Straughn: There’s no confidence
On average, Barbados has been hit by downgrades twice a year since the Democratic Labour Party (DLP) administration came to power in 2008, and the latest one could be a blow to investor confidence.
Economist and Barbados Labour Party (BLP) candidate for Christ Church East Central Ryan Straughn issued the warning as he addressed branch meeting at the Deighton Griffith Secondary School last night, on the heels of international ratings agency Standard & Poor’s (S&P) lowering of Barbados’ long-term foreign and local currency sovereign ratings to ‘B-‘ from ‘B’.
“Seventeen times in eight years,” Straughn said as he calculated exactly how often Barbados has been in a similar position.
S&P said it was concerned that the island’s fiscal adjustment programme again fell short of stemming another increase in debt to GDP.
Straughn, a former head of the Barbados Economics Society (BES), said this was not good news for investors who might be interested in pumping money into projects in Barbados.
“With the Government continuing to spend at the level they are spending at, then there is not much more to go before people then don’t want to invest in Barbados, don’t want to do any significant transactions with the Government, and the private sector suffers,” the economist said, pointing to a recent example of Sagicor Financial Corporation moving its headquarters to Bermuda to shore up its credit rating.
“The reality is that the fiscal situation has not improved to the extent that one would like it to, and the Government has not significantly addressed its expenditure side of the equation . . . The reality is that the lower you get on the totem pole the less confident businesses will be, the less confident investors will be.”
Straughn warned that while Government has been touting new projects set to get off the ground, the downgrade “completely changes the landscape for attracting that investment”.
He charged that the island’s ability to conduct business with international banks would also be affected.
The other major concern, Straughn added, was the impact on the Government’s repayment of a Credit Suisse loan.
“With the downgrade, there is an additional cost specifically to servicing the Credit Suisse loan, so that is an extra $2.5 million that the Government has to look for from somewhere within its budget to service the Credit Suisse loan.
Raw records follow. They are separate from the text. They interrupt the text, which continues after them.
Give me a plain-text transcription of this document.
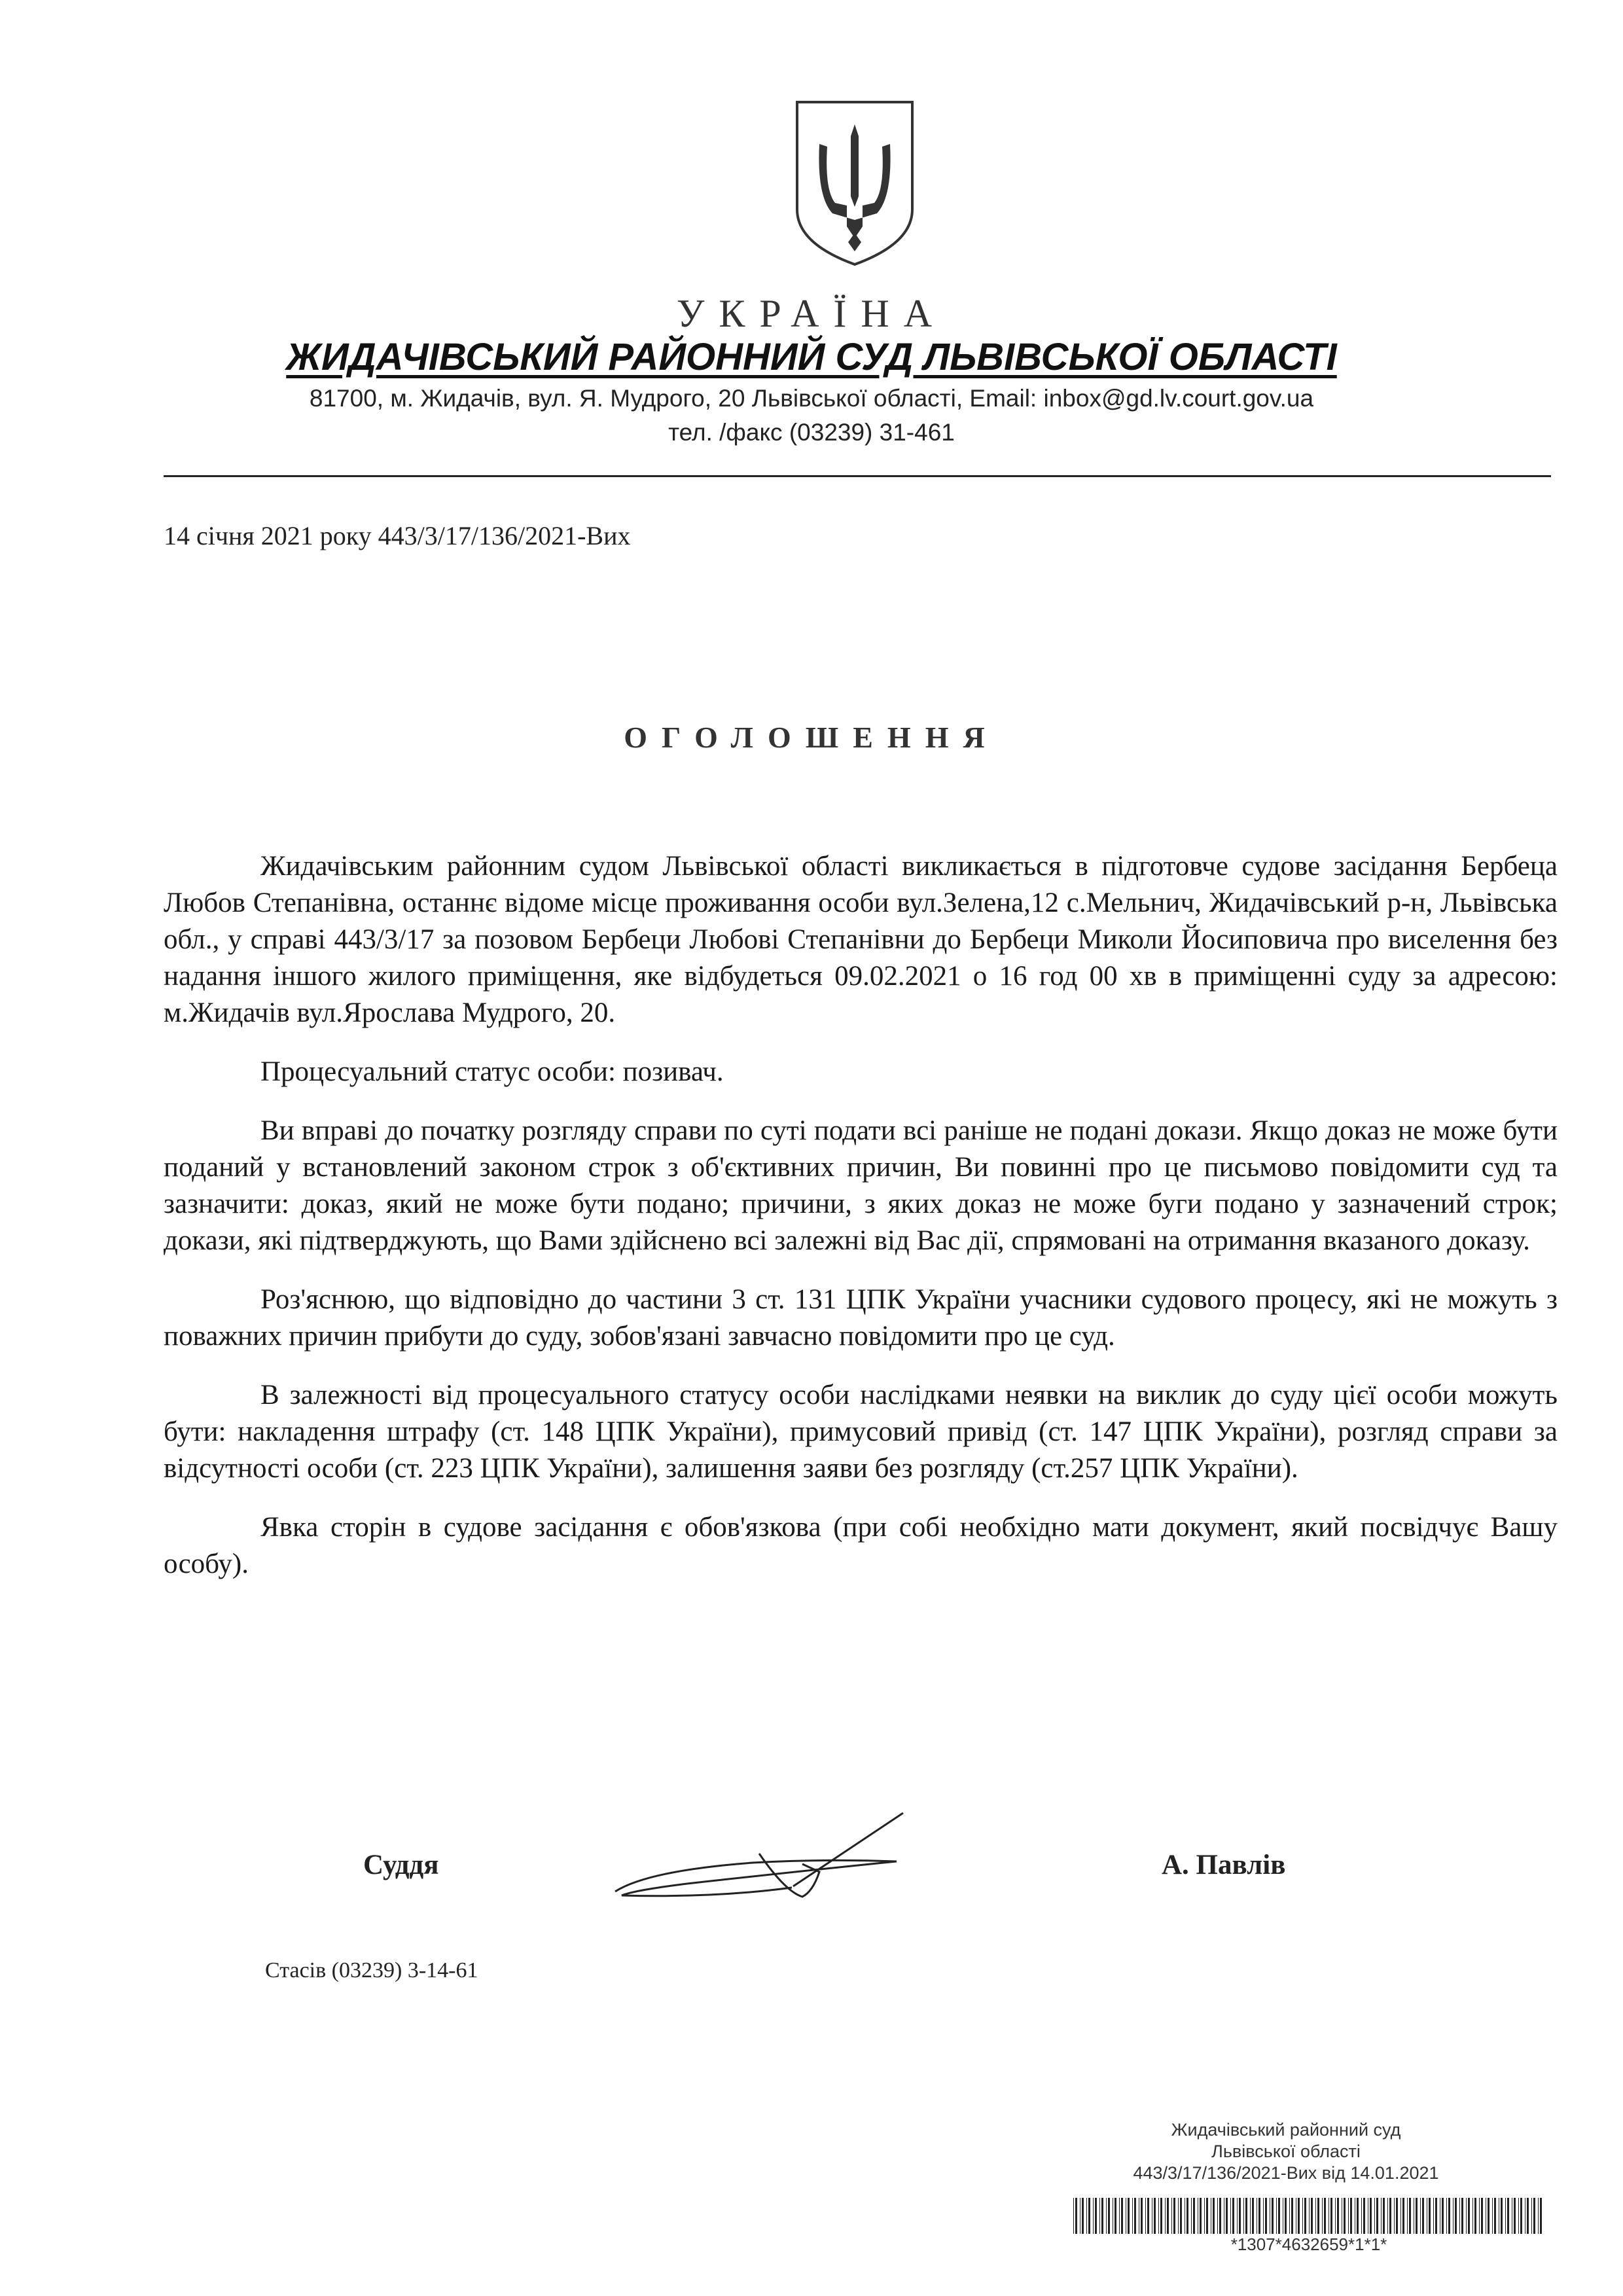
УКРАЇНА
ЖИДАЧІВСЬКИЙ РАЙОННИЙ СУД ЛЬВІВСЬКОЇ ОБЛАСТІ
81700, м. Жидачів, вул. Я. Мудрого, 20 Львівської області, Email: inbox@gd.lv.court.gov.ua
тел. /факс (03239) 31-461
14 січня 2021 року 443/3/17/136/2021-Вих
ОГОЛОШЕННЯ

Жидачівським районним судом Львівської області викликається в підготовче судове засідання Бербеца Любов Степанівна, останнє відоме місце проживання особи вул.Зелена,12 с.Мельнич, Жидачівський р-н, Львівська обл., у справі 443/3/17 за позовом Бербеци Любові Степанівни до Бербеци Миколи Йосиповича про виселення без надання іншого жилого приміщення, яке відбудеться 09.02.2021 о 16 год 00 хв в приміщенні суду за адресою: м.Жидачів вул.Ярослава Мудрого, 20.

Процесуальний статус особи: позивач.

Ви вправі до початку розгляду справи по суті подати всі раніше не подані докази. Якщо доказ не може бути поданий у встановлений законом строк з об'єктивних причин, Ви повинні про це письмово повідомити суд та зазначити: доказ, який не може бути подано; причини, з яких доказ не може буги подано у зазначений строк; докази, які підтверджують, що Вами здійснено всі залежні від Вас дії, спрямовані на отримання вказаного доказу.

Роз'яснюю, що відповідно до частини 3 ст. 131 ЦПК України учасники судового процесу, які не можуть з поважних причин прибути до суду, зобов'язані завчасно повідомити про це суд.

В залежності від процесуального статусу особи наслідками неявки на виклик до суду цієї особи можуть бути: накладення штрафу (ст. 148 ЦПК України), примусовий привід (ст. 147 ЦПК України), розгляд справи за відсутності особи (ст. 223 ЦПК України), залишення заяви без розгляду (ст.257 ЦПК України).

Явка сторін в судове засідання є обов'язкова (при собі необхідно мати документ, який посвідчує Вашу особу).

Суддя	А. Павлів
Стасів (03239) 3-14-61
Жидачівський районний суд
Львівської області
443/3/17/136/2021-Вих від 14.01.2021
*1307*4632659*1*1*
This is on top of the interest costs that the previous downgrades would have introduced,” he said.
Questioning where the additional money would come from, the economist said Barbadians should be worried, as there was already significant stress on social services such as education, health, water and garbage collection.
He asserted that the island was in a bad position as far as ratings go, and “there is not much further to go before the market perceives that the Government of Barbados is likely to default”.